Dans la mesure où la grand-mère maternelle d'X._______, en compagnie
de laquelle ce dernier est arrivé en Suisse au mois de décembre 2007,
dispose sur lui d'un droit de garde conféré par décision de justice, se
pose la question de savoir s'il existe entre ces personnes une relation
familiale qui permet à l'intéressé, en vertu de
l'art. 8 par. 1 CEDH, d'invoquer un droit à rester en ce pays.
7.1 Ainsi que cela résulte des pièces versées au dossier, X._______ a
vécu, dès après sa naissance, sous la garde de B._______ et entretient,
donc, une relation étroite et effective avec cette dernière. En tant
qu'épouse d'un citoyen suisse avec lequel elle fait ménage commun, la
prénommée a, en principe, le droit de résider durablement en Suisse (cf.
art. 42 al. 1 LEtr [voir notamment les arrêts du Tribunal fédéral
2C_553/2011 du 4 novembre 2011 consid. 2.2 et 2C_345/2009 du 22
octobre 2009 consid. 2.2.2]). Dans ces conditions, X._______ dispose
d'un droit potentiel à l'octroi d'une autorisation de séjour selon l'art. 8
CEDH (cf. également arrêt du Tribunal fédéral 2C_56/2012 précité,
consid. 1.1.3).
7.2 Le lien familial en regard duquel l'intéressé déduit un droit de résider
en Suisse consiste dans celui qu'il entretient avec sa grand-mère, domici-
liée en ce pays, et ne s'inscrit donc point dans le cadre des relations
qu'entretiennent les membres de la famille dite "nucléaire" (soit les rela-
tions existant entre conjoints et celles existant entre parents et enfants
mineurs vivant en communauté).

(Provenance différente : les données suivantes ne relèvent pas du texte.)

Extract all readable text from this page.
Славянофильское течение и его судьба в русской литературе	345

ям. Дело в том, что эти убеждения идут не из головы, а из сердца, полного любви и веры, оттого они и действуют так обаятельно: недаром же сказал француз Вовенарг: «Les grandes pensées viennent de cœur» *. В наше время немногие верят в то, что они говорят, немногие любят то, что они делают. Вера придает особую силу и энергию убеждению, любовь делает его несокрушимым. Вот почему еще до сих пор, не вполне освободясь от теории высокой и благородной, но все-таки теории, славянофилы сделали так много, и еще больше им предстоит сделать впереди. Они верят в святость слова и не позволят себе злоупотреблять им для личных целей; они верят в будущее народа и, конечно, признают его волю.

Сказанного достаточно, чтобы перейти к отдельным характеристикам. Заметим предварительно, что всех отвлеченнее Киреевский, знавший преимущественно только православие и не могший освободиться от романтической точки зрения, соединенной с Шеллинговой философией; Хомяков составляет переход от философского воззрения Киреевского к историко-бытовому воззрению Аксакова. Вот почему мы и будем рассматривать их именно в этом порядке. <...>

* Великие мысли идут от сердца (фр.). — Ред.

Compte tenu de cette situation, il
convient dès lors d'examiner si X._______ se trouve dans un rapport de
dépendance particulier avec la prénommée, qui préexistait à son arrivée
en Suisse (cf., en ce sens, arrêt du Tribunal fédéral 2C_56/2012 précité,
consid. 4.1 et 5.4.3) et lui permet de revendiquer, au vu des critères
posés par la jurisprudence, un droit de séjour fondé sur l'art. 8 CEDH.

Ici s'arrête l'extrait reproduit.